President Barack Obama debuted his new WhiteHouse.gov Web site during his inauguration yesterday. In addition to the slew of visible changes from the previous version, though, this one also has a behind-the-scenes change that makes the site far more accessible to search engines than its predecessor.
We're talking, of course, about the robots.txt file -- the text file that, when placed in a Web site's root directory, tells search engine robots what pages they can and cannot index. It's commonly used to stop search engines from finding and listing certain pages within a site.
While we were all looking at the revamped design, blogger Jason Kottke thought to check out how the robots.txt file had changed. And change, it definitely did.

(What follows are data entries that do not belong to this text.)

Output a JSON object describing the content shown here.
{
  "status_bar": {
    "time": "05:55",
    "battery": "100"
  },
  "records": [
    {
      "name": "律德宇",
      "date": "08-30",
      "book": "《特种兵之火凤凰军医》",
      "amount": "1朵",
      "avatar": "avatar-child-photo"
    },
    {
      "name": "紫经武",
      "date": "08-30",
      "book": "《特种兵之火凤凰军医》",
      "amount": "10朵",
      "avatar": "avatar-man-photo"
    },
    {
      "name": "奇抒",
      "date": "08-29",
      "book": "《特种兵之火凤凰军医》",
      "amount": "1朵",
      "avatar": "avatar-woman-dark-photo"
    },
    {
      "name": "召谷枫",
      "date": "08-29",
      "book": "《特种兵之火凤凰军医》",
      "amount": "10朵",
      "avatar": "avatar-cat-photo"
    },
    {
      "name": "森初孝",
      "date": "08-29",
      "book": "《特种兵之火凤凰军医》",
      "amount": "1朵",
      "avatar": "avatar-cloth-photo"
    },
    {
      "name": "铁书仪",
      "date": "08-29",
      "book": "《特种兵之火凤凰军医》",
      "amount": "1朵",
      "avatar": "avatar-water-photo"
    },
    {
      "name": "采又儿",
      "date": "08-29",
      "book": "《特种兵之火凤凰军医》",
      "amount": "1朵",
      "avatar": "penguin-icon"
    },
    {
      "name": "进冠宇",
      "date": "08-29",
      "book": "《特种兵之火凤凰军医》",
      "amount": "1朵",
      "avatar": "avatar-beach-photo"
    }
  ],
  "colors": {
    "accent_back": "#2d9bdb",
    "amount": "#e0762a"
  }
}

The Bush WhiteHouse.gov robots.txt file -- saved here -- has nearly 2400 lines of disallowed pages. At a glance, it looks like most of the site was designed not to be indexed by search engines. A small sampling:
Disallow: /stateoftheunion/2002/behindthescenes/print/text Disallow: /stateoftheunion/2002/behindthescenes/text Disallow: /stateoftheunion/2002/photos/print/text Disallow: /stateoftheunion/2002/photos/text Disallow: /stateoftheunion/2002/print/text Disallow: /stateoftheunion/2002/text Disallow: /stateoftheunion/2003/print/text Disallow: /stateoftheunion/2003/text Disallow: /vicepresident/news-speeches/speeches/images/text Disallow: /vicepresident/news-speeches/speeches/print/text Disallow: /vicepresident/news-speeches/speeches/text Disallow: /vicepresident/news-speeches/text Disallow: /vicepresident/photoessay/text
The new Obama WhiteHouse.gov robots.txt, in comparison, contains almost nothing. The entire file:
User-agent: * Disallow: /includes/
Interesting contrast. Perplexing, too, why the previous administration wanted to keep its site so cloaked to external searchers. Any theories?